Labor pioneered the relationship between the state and Federal governments on environmental protection. Most famously Prime Minister Bob Hawke over-rode the state of Tasmania to protect the Franklin River in 1983. After some twists and turns Liberal Environment Minister, Robert Hill formalised Federal environment laws in 1999 when the Environment Protection and Biodiversity Conservation Act (EPBC) was introduced.

The EPBC names nine "matters of national environment significance" that "trigger" Federal government involvement in environmental decisions. These mainly relate to Australia's international treaty obligations, such as impacts on World Heritage Areas or internationally recognised Ramsar wetlands. (Read more about the EPBC here.) If a proposal or action will impact on one of these nine issues the Federal government must make an assessment of the proposal and give an approval for the activity or impose conditions on it proceeding. The idea is that the Federal Government protects the values for which it is responsible to the international community.

LEAN defends the EPBC

When Labor was in power in 2013 business, lead by the Business Council of Australia pressured the Gillard Government to hand Federal powers to the states arguing it would reduce "green tape." This is code for making destructive activities easier.  In particular business wanted to give the Federal responsibility to approve or amend projects back to the states.

LEAN gathered a number of high profile Labor stalwarts, Carmen Lawrence, Joan Kirner, Rod Welford and Bob Debus who wrote an open letter to the Labor Government calling on them to reject this idea. Read about it in The Age here.

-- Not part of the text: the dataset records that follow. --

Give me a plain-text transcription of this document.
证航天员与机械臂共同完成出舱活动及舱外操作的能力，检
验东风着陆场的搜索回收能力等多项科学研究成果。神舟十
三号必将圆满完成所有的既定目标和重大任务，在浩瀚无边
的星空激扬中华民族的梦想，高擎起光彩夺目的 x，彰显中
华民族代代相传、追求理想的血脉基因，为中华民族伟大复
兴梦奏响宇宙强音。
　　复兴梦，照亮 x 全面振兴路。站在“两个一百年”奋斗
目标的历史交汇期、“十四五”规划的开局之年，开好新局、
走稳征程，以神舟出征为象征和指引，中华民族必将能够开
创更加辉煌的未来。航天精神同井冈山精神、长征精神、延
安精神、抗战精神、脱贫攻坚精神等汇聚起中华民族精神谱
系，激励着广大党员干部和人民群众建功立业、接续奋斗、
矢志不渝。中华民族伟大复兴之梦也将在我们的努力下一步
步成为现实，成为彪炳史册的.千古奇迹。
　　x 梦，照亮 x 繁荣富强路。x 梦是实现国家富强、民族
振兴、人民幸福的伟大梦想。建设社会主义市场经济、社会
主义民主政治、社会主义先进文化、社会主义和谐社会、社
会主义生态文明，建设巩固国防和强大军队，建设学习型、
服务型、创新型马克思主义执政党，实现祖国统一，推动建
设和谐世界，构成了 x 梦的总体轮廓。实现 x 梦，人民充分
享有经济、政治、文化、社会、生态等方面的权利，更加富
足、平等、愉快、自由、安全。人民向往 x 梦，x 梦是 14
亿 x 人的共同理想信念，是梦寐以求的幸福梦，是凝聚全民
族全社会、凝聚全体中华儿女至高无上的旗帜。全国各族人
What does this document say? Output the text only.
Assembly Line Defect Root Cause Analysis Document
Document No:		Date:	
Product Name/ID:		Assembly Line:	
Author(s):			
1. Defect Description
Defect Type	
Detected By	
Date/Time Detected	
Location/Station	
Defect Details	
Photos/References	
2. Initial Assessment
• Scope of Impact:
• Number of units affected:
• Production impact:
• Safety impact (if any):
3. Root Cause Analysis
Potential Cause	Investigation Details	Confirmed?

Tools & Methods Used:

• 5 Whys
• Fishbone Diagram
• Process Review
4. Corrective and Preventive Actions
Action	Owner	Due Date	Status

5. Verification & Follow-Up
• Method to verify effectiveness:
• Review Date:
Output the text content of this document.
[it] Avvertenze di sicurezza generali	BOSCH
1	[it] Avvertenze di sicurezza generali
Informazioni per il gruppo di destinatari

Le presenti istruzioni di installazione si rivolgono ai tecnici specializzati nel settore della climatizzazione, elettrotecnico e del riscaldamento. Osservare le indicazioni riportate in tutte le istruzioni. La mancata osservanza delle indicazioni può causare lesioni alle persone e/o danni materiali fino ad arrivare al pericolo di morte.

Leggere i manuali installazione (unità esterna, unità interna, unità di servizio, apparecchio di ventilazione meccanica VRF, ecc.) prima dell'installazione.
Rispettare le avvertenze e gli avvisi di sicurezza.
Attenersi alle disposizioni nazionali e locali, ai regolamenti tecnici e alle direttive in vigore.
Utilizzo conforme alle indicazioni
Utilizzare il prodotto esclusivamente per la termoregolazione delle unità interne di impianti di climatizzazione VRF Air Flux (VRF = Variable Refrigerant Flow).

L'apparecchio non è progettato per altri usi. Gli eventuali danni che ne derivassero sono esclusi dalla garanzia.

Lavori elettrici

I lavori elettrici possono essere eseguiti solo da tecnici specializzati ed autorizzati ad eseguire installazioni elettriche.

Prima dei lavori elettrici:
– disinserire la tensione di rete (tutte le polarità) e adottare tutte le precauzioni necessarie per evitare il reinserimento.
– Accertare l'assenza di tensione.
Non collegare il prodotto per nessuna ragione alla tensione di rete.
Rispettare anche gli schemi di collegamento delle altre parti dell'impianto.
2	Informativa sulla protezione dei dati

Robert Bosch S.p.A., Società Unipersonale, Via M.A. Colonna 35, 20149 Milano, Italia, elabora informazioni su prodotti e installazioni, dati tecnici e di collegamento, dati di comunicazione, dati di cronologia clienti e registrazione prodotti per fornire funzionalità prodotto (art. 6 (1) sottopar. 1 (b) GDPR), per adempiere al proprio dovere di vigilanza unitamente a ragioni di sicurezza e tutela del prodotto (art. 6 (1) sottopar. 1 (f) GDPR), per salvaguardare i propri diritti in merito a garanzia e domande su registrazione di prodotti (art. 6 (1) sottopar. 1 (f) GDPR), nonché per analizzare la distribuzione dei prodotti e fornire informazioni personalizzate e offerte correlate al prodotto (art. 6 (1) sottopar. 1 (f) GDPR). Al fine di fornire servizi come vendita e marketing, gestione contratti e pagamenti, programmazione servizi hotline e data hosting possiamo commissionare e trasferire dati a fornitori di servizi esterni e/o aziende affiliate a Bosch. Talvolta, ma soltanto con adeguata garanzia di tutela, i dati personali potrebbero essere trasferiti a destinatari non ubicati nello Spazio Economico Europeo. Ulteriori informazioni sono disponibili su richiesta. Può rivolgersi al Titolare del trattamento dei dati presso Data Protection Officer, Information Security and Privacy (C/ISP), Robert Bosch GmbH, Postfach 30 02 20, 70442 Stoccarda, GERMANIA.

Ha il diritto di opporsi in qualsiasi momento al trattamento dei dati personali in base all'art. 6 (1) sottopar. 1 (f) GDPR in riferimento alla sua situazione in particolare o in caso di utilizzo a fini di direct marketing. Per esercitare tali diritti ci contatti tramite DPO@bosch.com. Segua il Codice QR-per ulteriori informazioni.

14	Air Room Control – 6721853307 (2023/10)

Working with the environment groups we won this campaign, reminding the Labor Government of its own legacy of Federal protection for our most precious assets. The Federal Government retained the role of giving approval for activities likely to impact on nationally significant environmental values.

But Tony Abbott is delivering for big business

Needless to say Prime Minister Tony Abbott is delivering what Labor refused and is giving our environmental protections back to the states. This is tragic and our natural heritage will pay the price.

It's broken, let's start again

This betrayal of our natural heritage is just another compelling reason for LEAN to join in campaigning our hearts out against the Abbott Government.

But LEAN also believes the EPBC is broken. Even without this capitulation to the states, the EPBC is not delivering the protection nature deserves. LEAN is calling for Labor to rethink our approach to nature protection and redesign the legislative and regulatory framework to ensure nature has a fair chance in this fair land of ours.